Not only Peepli [Live], several other films, including Prakash Jha’s Gangajal, Vishal Bhardwaj’s Omkara and Shekhar Kapur’s Bandit Queen, are also caught in a legal wrangle.

The Lucknow bench of the Allahabad high court issued notices to the producers and directors of these films on Tuesday on a petition filed by a lawyer.

Notices were also issued to the ministry of information and broadcasting, Central Board of Film Certification (CBFC) and its chairperson Sharmila Tagore.

The petitioner has prayed that Peepli [Live] should not be screened at the Oscars as “it is bound to undermine the honour of the nation”. The petition seeks withdrawal of the CBFC certificates granted to these films and removal of the chairperson and members of CBFC for allegedly failing to do their duty by clearing films which are against “public interest, morality and decency” as defined in the Cinematography Act of 1952.

“The court empathised with the argument that the abusive words and expletives used in these films are having a detrimental effect on society,” petitioner Ashok Pande said.

“If the producer-directors have acted irresponsibly, it is the duty of the I&B ministry and CBFC to ensure that films with such filthy language are not exhibited in public,” he said. The court has warned the I&B ministry and the authorities concerned of severe action if they failed to take corrective action in this regard, Pande told reporters.

Aamir Khan and wife Kiran Rao, producers of Peepli [Live], are among the respondents who have been asked to clarify their position on this count by October 27, when the petition comes up for hearing.

Other respondents include Anusha Rizvi, director of Peepli [Live], Prakash Jha, producer-director of Gangajal, Vishal Bhardwaj, director of Omkara, Kumar Mangat, producer of Omkara, Shekhar Kapoor, director of Bandit Queen, and Sandeep Bedi, producer of Bandit Queen.

“It is appalling that Aamir Khan even dared to screen Peepli [Live] at PM’s house… even PM did not object to the disgraceful language used in the film,” Pande said.

The petition objects to the use of “abusive language to mothers, sisters, daughters” in these and several other films.

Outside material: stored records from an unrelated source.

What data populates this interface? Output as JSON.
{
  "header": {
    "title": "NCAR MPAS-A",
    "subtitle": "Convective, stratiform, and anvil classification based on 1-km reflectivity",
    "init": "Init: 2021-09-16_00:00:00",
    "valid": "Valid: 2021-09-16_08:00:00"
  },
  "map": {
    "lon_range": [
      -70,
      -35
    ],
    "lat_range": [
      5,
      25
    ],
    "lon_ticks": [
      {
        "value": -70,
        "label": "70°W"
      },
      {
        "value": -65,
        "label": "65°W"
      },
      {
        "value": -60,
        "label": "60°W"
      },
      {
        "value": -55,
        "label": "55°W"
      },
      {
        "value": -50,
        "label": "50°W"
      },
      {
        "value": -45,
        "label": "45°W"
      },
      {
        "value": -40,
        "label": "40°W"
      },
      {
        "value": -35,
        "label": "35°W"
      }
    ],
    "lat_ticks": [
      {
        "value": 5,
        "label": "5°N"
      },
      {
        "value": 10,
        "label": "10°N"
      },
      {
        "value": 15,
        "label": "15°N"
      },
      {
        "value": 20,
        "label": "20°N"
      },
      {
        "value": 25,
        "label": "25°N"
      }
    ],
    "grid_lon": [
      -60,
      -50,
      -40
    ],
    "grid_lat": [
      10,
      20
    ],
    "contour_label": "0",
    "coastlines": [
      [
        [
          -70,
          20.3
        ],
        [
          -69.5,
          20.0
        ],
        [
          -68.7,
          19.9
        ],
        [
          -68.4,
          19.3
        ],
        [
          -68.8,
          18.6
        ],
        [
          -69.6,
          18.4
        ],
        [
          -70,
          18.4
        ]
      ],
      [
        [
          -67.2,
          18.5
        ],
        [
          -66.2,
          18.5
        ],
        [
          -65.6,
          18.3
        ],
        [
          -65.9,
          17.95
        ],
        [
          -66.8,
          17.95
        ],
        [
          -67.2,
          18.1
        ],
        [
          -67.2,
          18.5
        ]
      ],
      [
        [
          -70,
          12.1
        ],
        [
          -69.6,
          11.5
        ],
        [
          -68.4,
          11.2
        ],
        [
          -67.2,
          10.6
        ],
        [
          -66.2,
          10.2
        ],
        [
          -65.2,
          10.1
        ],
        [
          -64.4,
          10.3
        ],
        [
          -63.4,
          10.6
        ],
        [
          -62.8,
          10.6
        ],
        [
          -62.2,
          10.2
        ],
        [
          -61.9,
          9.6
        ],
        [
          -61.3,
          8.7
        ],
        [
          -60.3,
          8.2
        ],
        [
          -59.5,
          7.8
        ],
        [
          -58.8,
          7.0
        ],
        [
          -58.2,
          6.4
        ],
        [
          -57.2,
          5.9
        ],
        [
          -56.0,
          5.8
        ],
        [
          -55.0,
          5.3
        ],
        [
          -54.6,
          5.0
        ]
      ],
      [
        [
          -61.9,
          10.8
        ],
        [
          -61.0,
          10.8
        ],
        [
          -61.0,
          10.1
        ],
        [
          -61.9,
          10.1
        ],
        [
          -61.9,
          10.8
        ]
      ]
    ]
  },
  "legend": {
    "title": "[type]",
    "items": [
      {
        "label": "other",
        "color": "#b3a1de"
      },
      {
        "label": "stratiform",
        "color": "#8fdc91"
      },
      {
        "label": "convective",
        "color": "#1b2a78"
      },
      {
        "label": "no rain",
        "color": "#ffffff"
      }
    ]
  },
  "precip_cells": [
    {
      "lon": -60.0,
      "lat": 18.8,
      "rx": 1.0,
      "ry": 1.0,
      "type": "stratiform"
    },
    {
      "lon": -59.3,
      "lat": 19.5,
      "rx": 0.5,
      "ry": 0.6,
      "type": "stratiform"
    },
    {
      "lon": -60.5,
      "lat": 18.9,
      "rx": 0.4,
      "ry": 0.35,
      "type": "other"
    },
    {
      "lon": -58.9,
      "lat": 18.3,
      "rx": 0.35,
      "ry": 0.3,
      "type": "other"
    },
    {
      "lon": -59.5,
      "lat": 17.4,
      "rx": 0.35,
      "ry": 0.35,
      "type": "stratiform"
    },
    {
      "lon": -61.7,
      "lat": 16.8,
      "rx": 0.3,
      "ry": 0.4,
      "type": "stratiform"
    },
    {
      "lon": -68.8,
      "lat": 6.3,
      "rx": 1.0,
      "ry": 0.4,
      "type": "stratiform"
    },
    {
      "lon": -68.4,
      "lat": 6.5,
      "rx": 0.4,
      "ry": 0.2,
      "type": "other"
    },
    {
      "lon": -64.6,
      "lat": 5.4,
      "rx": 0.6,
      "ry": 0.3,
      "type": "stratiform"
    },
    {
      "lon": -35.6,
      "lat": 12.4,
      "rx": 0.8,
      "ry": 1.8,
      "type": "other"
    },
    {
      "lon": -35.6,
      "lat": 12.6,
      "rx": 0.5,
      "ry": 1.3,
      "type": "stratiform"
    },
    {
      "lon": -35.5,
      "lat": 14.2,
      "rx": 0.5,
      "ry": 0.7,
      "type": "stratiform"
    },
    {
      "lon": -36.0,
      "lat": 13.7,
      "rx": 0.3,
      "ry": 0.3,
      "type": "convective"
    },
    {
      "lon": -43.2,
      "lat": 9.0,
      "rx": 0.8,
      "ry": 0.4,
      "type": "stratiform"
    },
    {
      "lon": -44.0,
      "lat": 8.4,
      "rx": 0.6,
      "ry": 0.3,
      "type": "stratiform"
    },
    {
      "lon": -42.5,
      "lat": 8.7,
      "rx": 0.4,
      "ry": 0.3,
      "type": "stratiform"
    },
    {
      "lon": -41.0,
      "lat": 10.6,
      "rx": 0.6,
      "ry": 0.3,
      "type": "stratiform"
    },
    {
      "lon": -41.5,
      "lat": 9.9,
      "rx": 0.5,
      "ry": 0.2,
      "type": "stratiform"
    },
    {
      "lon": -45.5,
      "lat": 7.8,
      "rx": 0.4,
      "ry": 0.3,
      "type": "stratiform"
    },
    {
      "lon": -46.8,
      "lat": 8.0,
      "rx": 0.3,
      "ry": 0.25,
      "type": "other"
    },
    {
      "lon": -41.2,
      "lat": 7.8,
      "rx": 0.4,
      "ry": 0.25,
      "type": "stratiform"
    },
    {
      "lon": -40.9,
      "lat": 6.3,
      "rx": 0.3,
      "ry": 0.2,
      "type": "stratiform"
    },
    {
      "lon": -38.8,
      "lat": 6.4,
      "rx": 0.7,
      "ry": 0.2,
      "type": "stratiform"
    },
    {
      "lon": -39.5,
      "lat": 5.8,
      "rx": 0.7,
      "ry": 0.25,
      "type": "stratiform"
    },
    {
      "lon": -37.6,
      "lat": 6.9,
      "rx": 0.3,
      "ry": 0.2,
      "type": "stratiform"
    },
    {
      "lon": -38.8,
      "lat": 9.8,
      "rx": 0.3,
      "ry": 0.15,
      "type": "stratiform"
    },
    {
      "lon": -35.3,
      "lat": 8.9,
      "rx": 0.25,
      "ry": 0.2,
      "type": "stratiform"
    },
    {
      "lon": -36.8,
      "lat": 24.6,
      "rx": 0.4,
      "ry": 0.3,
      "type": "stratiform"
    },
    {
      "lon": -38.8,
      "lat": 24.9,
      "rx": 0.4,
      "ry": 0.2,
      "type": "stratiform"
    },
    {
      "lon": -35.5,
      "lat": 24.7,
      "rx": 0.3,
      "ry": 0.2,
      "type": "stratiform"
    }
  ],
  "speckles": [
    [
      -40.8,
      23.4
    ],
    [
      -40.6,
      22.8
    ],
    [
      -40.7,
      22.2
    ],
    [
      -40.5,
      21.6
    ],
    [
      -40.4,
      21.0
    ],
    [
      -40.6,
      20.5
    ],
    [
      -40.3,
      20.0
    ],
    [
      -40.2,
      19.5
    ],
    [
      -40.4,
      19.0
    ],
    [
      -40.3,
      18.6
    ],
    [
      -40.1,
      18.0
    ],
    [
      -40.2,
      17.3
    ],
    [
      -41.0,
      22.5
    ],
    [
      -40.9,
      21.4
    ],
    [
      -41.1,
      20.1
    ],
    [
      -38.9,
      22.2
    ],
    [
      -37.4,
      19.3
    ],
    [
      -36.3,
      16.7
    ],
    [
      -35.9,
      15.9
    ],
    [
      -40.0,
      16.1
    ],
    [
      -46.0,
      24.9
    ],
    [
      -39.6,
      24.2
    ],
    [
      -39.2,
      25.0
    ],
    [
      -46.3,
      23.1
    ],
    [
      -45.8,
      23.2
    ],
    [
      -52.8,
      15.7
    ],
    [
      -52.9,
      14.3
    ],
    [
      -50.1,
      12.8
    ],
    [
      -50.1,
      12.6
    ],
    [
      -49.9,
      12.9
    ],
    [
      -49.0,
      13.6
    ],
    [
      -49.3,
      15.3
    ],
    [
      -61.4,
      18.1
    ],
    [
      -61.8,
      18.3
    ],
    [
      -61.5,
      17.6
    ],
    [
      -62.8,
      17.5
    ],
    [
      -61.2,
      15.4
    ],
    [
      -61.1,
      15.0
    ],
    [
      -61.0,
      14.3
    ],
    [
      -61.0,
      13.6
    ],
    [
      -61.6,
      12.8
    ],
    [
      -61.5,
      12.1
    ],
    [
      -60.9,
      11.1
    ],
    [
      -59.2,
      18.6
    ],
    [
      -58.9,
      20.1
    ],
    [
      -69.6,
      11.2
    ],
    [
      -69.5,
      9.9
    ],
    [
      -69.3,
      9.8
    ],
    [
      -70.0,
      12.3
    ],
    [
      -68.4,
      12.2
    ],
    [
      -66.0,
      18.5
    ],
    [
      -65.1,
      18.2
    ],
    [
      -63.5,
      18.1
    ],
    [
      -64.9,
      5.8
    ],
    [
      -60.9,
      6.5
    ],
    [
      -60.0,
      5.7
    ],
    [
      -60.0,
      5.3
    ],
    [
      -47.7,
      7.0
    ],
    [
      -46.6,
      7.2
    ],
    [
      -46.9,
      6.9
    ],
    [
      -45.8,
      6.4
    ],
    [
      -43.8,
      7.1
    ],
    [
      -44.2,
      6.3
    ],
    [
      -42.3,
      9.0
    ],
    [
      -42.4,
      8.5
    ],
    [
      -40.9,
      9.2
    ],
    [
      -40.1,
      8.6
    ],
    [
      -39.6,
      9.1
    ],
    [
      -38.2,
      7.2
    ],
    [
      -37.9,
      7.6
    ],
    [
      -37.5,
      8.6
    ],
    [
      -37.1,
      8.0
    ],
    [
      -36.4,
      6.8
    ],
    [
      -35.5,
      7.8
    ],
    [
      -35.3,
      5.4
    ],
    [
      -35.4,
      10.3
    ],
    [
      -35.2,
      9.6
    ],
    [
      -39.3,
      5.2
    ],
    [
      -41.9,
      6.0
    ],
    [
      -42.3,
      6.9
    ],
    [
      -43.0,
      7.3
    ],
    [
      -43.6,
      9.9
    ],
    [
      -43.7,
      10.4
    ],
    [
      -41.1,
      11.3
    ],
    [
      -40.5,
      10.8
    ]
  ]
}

It invokes section 5-B of the Cinematography Act, 1952, which enjoins upon the censor board to refuse certificates for public exhibition to films which use abusive language. “The expletives used in films such as Bandit Queen are unprintable and thus not proper to mention in the petition,” Pande said.

He has contended that the trend was started in recent times by Bandit Queen.

The censor board’s failure to check use of abusive language in the film, he says, “encouraged” other producers/directors to freely use expletives of the worst kind in films such as Omkara, Gangajal and Peepli [Live].